With respect to multi-threaded programming, a user of API-based or API-less caching HAS to understand some notion of transactionality; otherwise the program is incorrect. Just because I can do cache.get() and cache.put() without acquiring a lock of any kind doesn't mean that piece of code is correct; just that it compiles and runs--with race conditions. The situation for APIless and API-based caching is IDENTICAL. Think about GC and JIT. They make life easier during dev and faster at runtime. Yet, memory leaks can plague applications. Just because someone can have trouble with GC and references and application design doesn't mean GC is bad or not possible.

As for performance, when one builds a solution to safely and correctly cluster applications automatically, she has to do 2 things:
1. find changes where they occur
2. find a batching mechanism / boundary

With an API, you are leaving that heavy-lifting to the developer. There is no performance advantage to an API when trying to cluster those changes. Performance is arguably ONLY achieved by an APIless solution (again, the example of GC comes to mind). I have trouble believing that with my operating system, for example, I as the user should be keeping track of and moving the most popular blocks of files into cache to avoid I/O. Another example: when is the last time you wrote code to optimize what data or instructions were in your CPU's L2 cache when writing a Java app?
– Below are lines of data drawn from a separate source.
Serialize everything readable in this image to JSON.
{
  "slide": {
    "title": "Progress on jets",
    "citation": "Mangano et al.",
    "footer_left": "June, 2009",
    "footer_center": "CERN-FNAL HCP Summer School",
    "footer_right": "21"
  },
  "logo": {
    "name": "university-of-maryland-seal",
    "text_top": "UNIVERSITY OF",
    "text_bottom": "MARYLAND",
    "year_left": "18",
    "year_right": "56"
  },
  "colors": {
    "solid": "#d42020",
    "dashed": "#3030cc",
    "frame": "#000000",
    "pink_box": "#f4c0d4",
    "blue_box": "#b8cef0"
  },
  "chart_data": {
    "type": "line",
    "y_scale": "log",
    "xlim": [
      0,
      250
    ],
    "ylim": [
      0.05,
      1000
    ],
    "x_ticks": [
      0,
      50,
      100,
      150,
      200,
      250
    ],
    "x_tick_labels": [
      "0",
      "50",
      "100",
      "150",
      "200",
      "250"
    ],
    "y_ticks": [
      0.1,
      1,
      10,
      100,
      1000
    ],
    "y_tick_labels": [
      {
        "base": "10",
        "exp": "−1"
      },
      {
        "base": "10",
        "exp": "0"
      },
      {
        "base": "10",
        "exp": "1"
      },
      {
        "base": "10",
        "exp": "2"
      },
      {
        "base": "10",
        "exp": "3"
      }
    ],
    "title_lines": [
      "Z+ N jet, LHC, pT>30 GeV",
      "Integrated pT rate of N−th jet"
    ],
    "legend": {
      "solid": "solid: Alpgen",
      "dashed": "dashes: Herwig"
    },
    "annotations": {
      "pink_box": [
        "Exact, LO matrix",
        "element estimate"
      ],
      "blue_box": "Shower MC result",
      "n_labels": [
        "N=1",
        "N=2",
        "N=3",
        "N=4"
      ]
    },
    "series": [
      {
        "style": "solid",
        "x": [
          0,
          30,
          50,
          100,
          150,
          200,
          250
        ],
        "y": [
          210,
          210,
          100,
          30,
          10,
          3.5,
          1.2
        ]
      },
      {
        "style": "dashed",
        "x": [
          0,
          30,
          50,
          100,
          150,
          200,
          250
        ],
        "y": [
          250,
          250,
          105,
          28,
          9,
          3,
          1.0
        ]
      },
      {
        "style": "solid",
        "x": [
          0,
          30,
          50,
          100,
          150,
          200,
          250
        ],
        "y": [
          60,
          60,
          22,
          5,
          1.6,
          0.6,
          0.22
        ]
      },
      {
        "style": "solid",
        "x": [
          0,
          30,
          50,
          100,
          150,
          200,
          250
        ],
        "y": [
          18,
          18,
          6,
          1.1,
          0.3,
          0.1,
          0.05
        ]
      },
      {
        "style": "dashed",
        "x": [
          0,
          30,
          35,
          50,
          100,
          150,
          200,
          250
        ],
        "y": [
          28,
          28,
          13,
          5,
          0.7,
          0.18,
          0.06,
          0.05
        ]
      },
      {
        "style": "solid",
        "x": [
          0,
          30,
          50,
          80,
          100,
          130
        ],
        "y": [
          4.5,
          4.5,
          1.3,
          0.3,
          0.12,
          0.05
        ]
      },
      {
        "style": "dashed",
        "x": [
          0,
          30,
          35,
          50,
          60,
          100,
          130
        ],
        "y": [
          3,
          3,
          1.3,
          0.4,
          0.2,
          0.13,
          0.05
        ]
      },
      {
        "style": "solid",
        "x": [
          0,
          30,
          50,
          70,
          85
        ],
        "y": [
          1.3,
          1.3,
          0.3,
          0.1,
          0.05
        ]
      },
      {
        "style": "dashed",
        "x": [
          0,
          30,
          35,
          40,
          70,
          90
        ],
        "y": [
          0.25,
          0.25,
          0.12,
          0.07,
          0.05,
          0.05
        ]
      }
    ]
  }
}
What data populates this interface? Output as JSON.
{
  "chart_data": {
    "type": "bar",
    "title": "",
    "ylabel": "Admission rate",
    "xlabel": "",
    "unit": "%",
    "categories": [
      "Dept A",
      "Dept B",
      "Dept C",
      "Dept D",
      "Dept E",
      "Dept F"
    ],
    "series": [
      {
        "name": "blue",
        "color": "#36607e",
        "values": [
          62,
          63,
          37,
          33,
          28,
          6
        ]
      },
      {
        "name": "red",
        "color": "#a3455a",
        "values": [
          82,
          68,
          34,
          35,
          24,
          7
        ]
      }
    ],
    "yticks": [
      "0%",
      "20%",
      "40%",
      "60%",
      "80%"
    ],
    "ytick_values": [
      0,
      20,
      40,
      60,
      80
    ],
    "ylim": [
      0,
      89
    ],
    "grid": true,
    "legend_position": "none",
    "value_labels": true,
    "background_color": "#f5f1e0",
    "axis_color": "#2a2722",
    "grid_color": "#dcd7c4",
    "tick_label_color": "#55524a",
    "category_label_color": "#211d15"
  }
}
Seems like an API forces you to ask the wrong person w/ the wrong tools to get the task done.

As for performance, customers have been very satisfied, finding, for example that TC can cluster the TPCW test and run almost as fast (5% overhead) as an unclustered application server, whereas native app server clustering or object caching costs >10% overhead (and in some cases 50%).

Customers also have had recent success dropping Terracotta into their application and clustering custom domain models in under 1 day, and then finding that TC's solution outruns the custom integration of performance-oriented API's.

Posted by: Ari Zilka at September 14, 2005 07:35 AM